In the documentary O’Brien says that when he stopped writing to have children, “I made a resolution to be a decent father.” The word decent is revealing because we see O’Brien unable to shake his quotidian pursuit of perfection not just in his sentences but when he’s bowling or performing magic—a longtime obsession at which he is more than adept. “Decent” is a humble word, the opposite of perfection. It connotes showing up, even when things are complicated and painful.

When words fail.

“Just be there,” he told me. “Go to the dinner table and be with your family. It helps me and I think it helps them, too. It’s not a pleasant time when things go badly but it’s not pleasant if you’re a surgeon and you botch a surgery and kill somebody. We all have downs in our life, and I don’t think mine are more severe than anybody else’s. It would be an act of hubris to say otherwise.”

O’Brien laughs. “Novelists in particular sometimes think theirs is some special suffering.”

O’Brien felt relief when Dad’s Maybe Book was done. But a writer writes, as Meredith says, and soon he began to miss those wee morning hours alone with the bumblebees.

“What’s bizarre,” he says now, “is how it’s coincided with this other kind of isolation that’s going on in the world now. The quarantine stuff. It’s as if I’ve left one strange world and joined an even stranger world.” He laughs again. “Now, I’ve got the whole world as company, knowing how I used to live.”

In The War and Peace of Tim O’Brien we witness a sliver of the time he has left with his sons and his wife. If not for the untimely COVID interruption, the documentary would be making the festival circuit right now in hopes of finding a landing spot at Netflix, Prime, Hulu, or American Masters or some such prestige spot. It deserves an appreciative home because among its many virtues is its length: a tidy hour and 24 minutes. Matthews is a disciplined storyteller, uninterested in self-indulgence.

The effect is that, as you watch the movie, you find yourself—as O’Brien does—dwelling on the time we have left and how to use it.
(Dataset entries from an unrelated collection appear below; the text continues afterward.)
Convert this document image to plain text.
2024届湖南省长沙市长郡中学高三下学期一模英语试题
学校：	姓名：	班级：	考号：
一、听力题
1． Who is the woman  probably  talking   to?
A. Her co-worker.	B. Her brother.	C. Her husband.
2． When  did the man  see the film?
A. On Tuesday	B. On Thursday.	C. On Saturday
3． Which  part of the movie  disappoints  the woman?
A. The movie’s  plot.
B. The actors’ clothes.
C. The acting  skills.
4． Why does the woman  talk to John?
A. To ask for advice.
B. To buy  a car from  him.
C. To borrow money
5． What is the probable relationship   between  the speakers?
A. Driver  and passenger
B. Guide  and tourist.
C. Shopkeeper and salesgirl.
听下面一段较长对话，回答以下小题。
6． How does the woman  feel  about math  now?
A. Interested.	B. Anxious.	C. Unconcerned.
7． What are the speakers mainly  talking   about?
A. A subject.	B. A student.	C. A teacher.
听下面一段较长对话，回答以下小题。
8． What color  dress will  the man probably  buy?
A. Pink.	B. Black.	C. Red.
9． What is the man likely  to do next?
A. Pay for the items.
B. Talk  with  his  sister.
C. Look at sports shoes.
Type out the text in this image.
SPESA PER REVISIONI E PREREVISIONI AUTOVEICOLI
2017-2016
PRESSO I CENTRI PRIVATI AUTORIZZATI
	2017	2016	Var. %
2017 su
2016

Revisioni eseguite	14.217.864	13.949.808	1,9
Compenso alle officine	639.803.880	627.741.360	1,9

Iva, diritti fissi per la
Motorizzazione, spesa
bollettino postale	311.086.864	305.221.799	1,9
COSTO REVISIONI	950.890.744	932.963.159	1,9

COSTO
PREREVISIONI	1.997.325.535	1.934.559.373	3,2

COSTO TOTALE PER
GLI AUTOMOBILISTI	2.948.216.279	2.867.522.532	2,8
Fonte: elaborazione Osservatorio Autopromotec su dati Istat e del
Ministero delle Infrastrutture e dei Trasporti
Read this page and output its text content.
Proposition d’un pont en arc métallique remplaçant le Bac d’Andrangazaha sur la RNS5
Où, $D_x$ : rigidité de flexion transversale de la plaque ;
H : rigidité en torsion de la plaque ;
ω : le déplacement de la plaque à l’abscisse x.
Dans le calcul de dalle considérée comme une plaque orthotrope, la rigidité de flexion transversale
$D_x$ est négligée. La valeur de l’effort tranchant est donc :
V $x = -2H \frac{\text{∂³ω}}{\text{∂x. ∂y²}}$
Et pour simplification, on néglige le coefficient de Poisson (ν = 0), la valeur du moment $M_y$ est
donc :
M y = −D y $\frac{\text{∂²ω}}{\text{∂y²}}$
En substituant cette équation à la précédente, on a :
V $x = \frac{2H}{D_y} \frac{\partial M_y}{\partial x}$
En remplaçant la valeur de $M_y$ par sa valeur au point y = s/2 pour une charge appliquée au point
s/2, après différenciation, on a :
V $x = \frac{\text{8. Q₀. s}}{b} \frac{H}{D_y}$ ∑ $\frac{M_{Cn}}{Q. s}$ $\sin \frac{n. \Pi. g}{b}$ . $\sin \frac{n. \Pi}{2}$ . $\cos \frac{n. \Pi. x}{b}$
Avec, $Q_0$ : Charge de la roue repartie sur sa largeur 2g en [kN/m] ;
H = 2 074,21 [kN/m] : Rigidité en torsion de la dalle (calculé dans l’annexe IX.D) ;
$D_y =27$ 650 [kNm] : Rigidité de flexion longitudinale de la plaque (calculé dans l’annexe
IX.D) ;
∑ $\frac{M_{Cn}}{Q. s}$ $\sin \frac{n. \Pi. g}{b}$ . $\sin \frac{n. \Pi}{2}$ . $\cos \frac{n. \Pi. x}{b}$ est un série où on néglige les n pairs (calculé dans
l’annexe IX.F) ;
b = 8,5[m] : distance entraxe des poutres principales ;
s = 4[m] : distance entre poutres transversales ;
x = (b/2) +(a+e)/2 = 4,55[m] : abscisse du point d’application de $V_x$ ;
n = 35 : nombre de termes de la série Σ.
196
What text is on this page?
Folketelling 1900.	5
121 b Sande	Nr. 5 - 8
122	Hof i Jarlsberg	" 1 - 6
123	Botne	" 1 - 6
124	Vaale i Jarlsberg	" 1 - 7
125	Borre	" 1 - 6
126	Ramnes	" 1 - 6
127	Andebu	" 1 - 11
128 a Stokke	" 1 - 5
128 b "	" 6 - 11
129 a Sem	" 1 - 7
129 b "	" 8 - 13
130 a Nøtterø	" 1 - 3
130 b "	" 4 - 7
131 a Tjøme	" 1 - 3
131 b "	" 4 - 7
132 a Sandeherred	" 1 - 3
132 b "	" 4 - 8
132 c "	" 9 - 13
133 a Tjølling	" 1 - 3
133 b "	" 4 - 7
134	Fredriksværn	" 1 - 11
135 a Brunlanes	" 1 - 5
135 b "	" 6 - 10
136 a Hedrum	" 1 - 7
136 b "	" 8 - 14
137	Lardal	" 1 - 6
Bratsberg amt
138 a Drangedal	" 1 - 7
Maybe Timmy and Tad will one day want to know more about their dad’s war stories, and perhaps Dad’s Maybe Book will provide some answers to their questions. They’ll have the documentary. They lived through their dad writing this book for them, saw how many hours he spent trying to get everything right. They know about hard work and rigor as an expression of love, and they will know how much their father and mother loved them, and maybe that will make them less afraid.